Rapporti di lavoro

La certificazione della parità di genere porterà in dote sgravi contributivi alle aziende

Modifiche al Codice delle pari opportunità per realizzare una maggiore parità di genere nelle aziende, anche con una certificazione ad hoc

di Roberta Di Vieto

Modifiche al Codice delle pari opportunità per realizzare una maggiore parità di genere nelle aziende, anche con una certificazione ad hoc. Le prevede il disegno di legge 2418 approvato in via definitiva al Senato il 26 ottobre. Il provvedimento modifica il codice in materia di pari opportunità tra uomo e donna in ambito lavorativo previsto dal Dlgs 198/2006 e introduce rilevanti novità.
In primo luogo, la legge, di iniziativa parlamentare, interviene sulla nozione di discriminazione, estendendola a ogni trattamento organizzativo capace di incidere sulle condizioni e sui tempi di lavoro e capace di generare posizioni di svantaggio, anche sotto forma di limitazioni di opportunità alla vita aziendale, alle opportunità di carriera e di progressione.

Il rapporto sulla situazione del personale maschile e femminile

Per poter contare su un insieme di informazioni utili a valutare in maniera più completa l’effettiva applicazione della parità di genere e l’assenza di discriminazione nella nuova accezione, la norma interviene sotto due principali profili: l’ampliamento della platea delle aziende per le quali è previsto l’obbligo di presentare un rapporto con cadenza biennale sulla situazione del personale maschile e femminile; il numero e la natura delle indicazioni e informazioni che il rapporto deve contenere. Con riferimento al primo aspetto, sono destinatarie tutte le società che occupano oltre 50 dipendenti, e non più solo quelle con oltre 100 dipendenti. Sui contenuti del rapporto periodico, fermo restando le ulteriori indicazioni che saranno espressamente previste dai decreti attuativi, è specificato che ciascun datore di lavoro debba indicare il numero dei lavoratori occupati di sesso femminile e di sesso maschile, il numero delle risorse in stato di gravidanza, i lavoratori di entrambi i sessi eventualmente assunti nell’anno, le differenze tra le retribuzioni iniziali, l’inquadramento contrattuale e la funzione svolta da ciascun lavoratore occupato. Inoltre, il rapporto periodico deve contenere le informazioni sui processi di reclutamento e selezione, sulle procedure utilizzate per l’accesso alla qualificazione professionale e alla formazione manageriale, sugli strumenti e sulle misure resi disponibili per promuovere la conciliazione dei tempi di vita e di lavoro, sulla presenza di politiche aziendali a garanzia di un ambiente di lavoro inclusivo e rispettoso e sui criteri adottati per le progressioni di carriera.In un’ottica di sempre maggiore trasparenza, inoltre, il disegno di legge prevede che sul sito internet del ministero del Lavoro sia pubblicato l’elenco delle società che hanno trasmesso il rapporto periodico e quello delle aziende che non lo hanno presentato.

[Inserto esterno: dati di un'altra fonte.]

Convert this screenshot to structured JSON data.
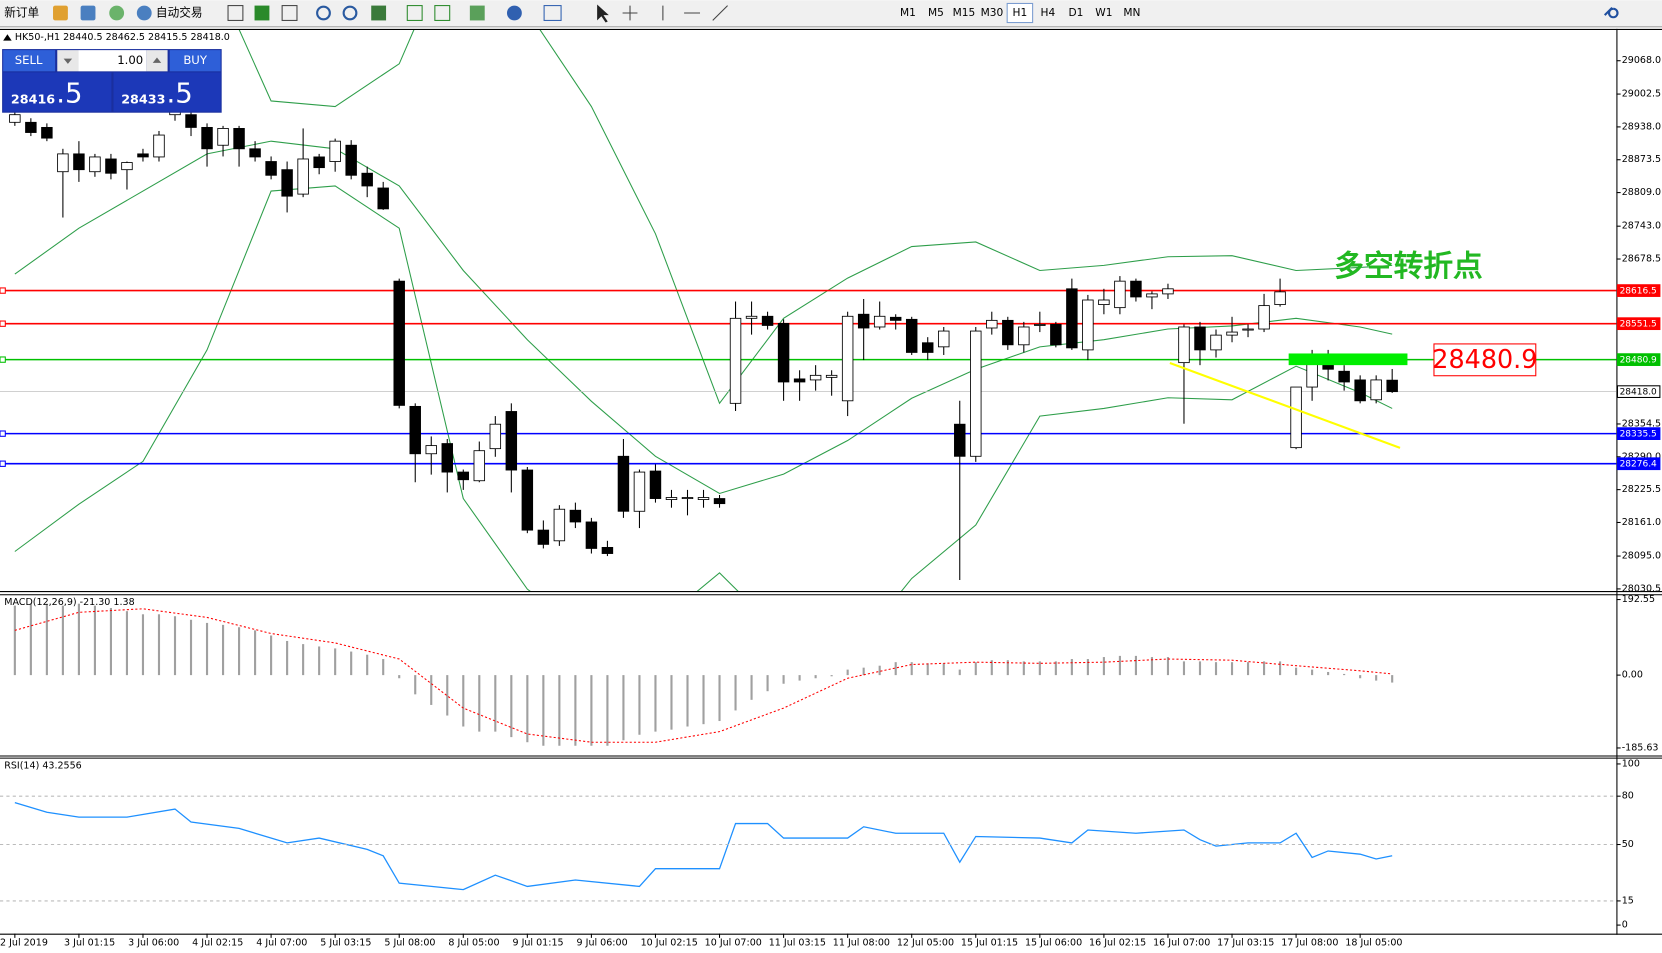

La certificazione della parità di genere

Con l’obiettivo di attestare le politiche e le misure concrete adottate dai datori di lavoro per ridurre il divario di genere in relazione alle opportunità di crescita in azienda, alla parità salariale a parità di mansioni, alle politiche di gestione delle differenze di genere e alla tutela della maternità, il provvedimento prevede anche che a decorrere dal 1 gennaio 2022 sia istituita la certificazione della parità di genere.

Anche in questo caso, la definizione dei parametri per conseguire la certificazione e per il coinvolgimento delle rappresentanze sindacali aziendali nella relativa attività di verifica sono demandati a successivi Dpcm. Al riguardo, peraltro, è importante sottolineare che è stato previsto un meccanismo premiale in base al quale viene riconosciuto alle aziende certificate per l’anno 2022 uno sgravio contributivo in misura non superiore all’1% e nel limite massimo di 50mila euro annui, riparametrato e applicato su base mensile; per gli anni successivi l’agevolazione è subordinata al reperimento delle relative coperture.

La norma, infine, estende l’obbligo delle quote rosa – oggi previsto nei consigli di amministrazione delle società quotate - anche alle società a controllo pubblico, non quotate in mercati regolamentati.

Complessivamente le misure previste dal provvedimento risultano significative e l’auspicio è che siano pienamente confermate dai provvedimenti successivi di attuazione; ciò nonostante sia evidente la necessità di ulteriori interventi normativi volti a rendere effettiva la possibilità per le donne di entrare a pieno titolo nel mondo del lavoro.